Chantal Akerman, Pioneer Of Feminist Filmmaking, Dies At 65
She made more than 40 films during her lifetime, and in recent years explored her Jewish identity, according to the Times.
Playing October 7, 8 and 11 at various times and venues. The movie, which is a video essay about her mother, Natalia, an Auschwitz survivor who died previous year, is set to screen at the New York Film Festival this week.
Though her legacy is inextricably linked to “Jeanne Dielman”, perhaps one of the three or four most important feminist texts ever produced in the medium, it was Akerman’s versatility that seems most impressive in retrospect.
Akerman, a Brussels native, was the daughter of Holocaust survivors from Poland.
“It’s about the looks and sounds of ordinary things and people, which it records with such precise, unsettling clarity that it has the effect of finding threats in mundane objects and doom in commonplace characters”, film critic Vincent Canby wrote in the New York Times.

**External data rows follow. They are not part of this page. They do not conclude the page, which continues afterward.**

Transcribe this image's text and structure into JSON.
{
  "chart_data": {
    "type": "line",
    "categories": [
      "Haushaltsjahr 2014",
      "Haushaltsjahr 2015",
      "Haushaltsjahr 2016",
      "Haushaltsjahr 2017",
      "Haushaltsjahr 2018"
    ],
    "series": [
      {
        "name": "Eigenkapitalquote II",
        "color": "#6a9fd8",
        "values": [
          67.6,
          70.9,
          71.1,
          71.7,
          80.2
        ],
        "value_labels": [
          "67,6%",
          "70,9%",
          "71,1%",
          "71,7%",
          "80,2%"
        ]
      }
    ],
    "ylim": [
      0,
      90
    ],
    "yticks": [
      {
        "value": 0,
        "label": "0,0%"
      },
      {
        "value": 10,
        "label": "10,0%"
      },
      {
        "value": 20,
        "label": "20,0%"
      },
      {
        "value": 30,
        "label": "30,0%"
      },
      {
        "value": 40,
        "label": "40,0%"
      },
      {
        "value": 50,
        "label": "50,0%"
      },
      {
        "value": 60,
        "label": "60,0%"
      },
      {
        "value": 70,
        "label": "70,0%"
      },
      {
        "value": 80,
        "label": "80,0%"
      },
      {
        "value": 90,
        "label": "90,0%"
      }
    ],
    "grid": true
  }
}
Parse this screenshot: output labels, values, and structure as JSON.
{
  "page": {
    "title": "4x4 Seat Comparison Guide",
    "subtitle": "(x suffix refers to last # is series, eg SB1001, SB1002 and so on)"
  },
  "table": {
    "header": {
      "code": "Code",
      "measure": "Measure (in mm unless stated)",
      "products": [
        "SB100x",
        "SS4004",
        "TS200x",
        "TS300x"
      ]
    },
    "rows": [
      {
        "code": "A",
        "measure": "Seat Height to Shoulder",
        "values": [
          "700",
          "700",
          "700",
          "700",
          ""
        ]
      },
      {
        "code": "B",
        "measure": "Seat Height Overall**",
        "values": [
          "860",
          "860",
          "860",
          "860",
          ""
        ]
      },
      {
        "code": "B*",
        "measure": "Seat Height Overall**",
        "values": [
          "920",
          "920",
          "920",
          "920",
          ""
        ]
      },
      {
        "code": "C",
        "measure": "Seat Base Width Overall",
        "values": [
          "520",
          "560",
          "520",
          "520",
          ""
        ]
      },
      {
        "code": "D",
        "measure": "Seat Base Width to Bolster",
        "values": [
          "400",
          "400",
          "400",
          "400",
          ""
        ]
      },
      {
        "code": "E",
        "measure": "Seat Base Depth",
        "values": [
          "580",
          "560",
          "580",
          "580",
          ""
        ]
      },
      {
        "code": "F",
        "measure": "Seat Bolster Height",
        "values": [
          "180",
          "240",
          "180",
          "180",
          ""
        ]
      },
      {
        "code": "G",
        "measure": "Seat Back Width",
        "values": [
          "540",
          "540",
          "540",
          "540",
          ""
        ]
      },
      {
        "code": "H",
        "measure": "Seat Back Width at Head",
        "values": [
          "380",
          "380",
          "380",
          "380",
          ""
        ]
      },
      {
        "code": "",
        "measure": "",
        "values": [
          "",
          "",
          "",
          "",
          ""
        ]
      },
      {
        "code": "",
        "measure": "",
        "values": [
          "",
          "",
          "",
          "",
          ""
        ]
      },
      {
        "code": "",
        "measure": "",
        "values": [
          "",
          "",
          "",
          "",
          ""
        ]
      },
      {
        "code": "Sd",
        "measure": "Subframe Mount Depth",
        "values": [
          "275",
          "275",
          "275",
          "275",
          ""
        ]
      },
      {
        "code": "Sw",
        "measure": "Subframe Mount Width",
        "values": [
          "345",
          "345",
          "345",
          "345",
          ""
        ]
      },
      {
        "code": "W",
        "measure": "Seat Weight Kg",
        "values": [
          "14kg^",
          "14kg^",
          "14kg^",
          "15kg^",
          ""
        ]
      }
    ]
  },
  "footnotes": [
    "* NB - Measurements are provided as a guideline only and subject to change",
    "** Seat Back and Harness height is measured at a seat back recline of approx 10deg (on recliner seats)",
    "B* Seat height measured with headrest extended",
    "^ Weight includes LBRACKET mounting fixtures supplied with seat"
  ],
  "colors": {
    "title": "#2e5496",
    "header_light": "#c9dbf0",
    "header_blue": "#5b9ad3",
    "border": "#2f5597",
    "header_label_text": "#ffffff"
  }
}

Her death has been confirmed by her sister, Sylviane Akerman, as well as Nicola Mazzanti, the director of the Royal Belgian Film Archive, with whom Akerman had worked closely.
Leading Belgian filmmaker and theorist Chantal Akerman has died, The New York Times reports.
Akerman has said that after watching Jean-Luc Godard’s Pierrot le fou (1965) when she was fifteen, she decided on the spot that she would become a filmmaker.
I’ve posted below the video of her short Saute Massachusetts ville, and I hope readers unfamiliar with her work will seek it out. “Nothing is simple”, she told one interviewer who tried to pin down her message.
Her other films include 1996’s A Couch in New York, starring William Hurt and Juliette Binoche, News from Home, and I, You, He, She.
The film, shot in 1975 and released in 1976: “Jeanne Dielman, 23 quai du Commerce, 1080 Bruxelles”.
Often haunting, sometimes haunted, Akerman’s best films derive their power from how they clue the viewer into what is being left unexpressed or unsaid; she could turn a long take of a person going about their kitchen into a portrait of the world they inhabited. In addition to her filmmaking, Akerman also taught, including a lengthy stint at Harvard, where she was Andrew Bujalski’s thesis advisor. In her 40-plus films, she often repeated themes of alienation with echoes of the trauma of the Holocaust.